The US also recognised Hafiz as a global terrorist announcing a bounty of 10 million USD against him, while the UN has also listed the Jamaat-ud-Dawa as a terrorist outfit, banning and condemning its activities. Yet, like many others, Saeed, too, found his comfort zone in Pakistan, where he has been hailed as a hero—a true Islamist who is saving the country from the clutches of Western propaganda. Despite the furore surrounding Saeed's notorious activities and irksome speeches that have expressed an open desire for the annihilation of India, he finds himself a prominent spot in Pakistan's public discourse. He has not shied away from the media or from the world of politics. He launched a party to fight elections too but was not given a green signal by the Government of Punjab. Over time, especially over the last few years, many have questioned: Why does Pakistan always choose to be on the wrong side? Even when battling a phenomenon as pervasive and universally hateful as terrorism, Pakistan does not seem to be able to see through it. There is some kind of naivety in believing that this isn't as bad as the West claims it to be. The precursor to this problem could be a decisive distinction between good and bad terrorism.

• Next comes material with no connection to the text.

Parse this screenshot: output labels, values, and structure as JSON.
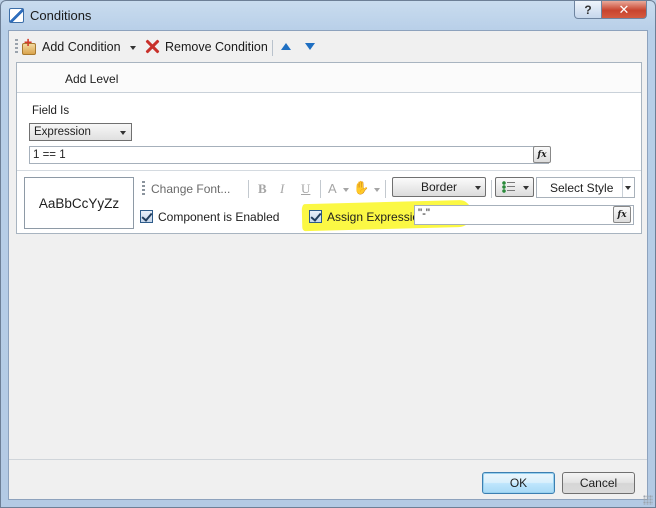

Terrorists, harboured largely by the ISI, had gained relevance in Pakistan's civil society when there were attempts in 2007 to outdo General Musharaff. The militants were understood as comrades, leading a movement against hegemony. There was a sense then, that these are good terrorists and there may be some other bad terrorists that kill innocent lives. Over time though, with a series of bomb blasts and attacks, the most horrific being the one on Army Public School that killed several children, Pakistani society was reminded that terrorism is only one, and it is only horrific. Yet, the political circles in Pakistan had already dipped their knees to deep in the water of terror outfits, requiring their support for several diplomatic exigencies. To beat the Taliban you needed the LeTs, to defeat India there had to be inroads made to Jammu and Kashmir, for a fitting reply to militant soldiers killed by the Indian army, or terror leaders arrested on Indian soil, what followed was a series of events—hijacking, bomb attacks, shootouts. Today, Pakistani society finds itself at its regressive best where women, children, artists, actresses face the wrath of public anxiety, but terrorists are harboured in the name of protecting the nation's sanctity. In the 19th century, the West had perceived Asia as the exotic East and today, parts of Asia, perceives everything Western—including modern thought, simply as evil propaganda.

Karma, finds itself, as it has here too, but it is leading to more devastation than sovereign upliftment. Pakistan relied on terrorism as a weapon it would release on its enemies. But the toxicity of terrorism has turned itself inward, bringing doom first, to Pakistan, to its people who never desired this tryst with destiny and to its economy whose condition can only be described as pitiful. In this failed battle to unleash its prowess, Pakistan has lost its jannat to the jamaats.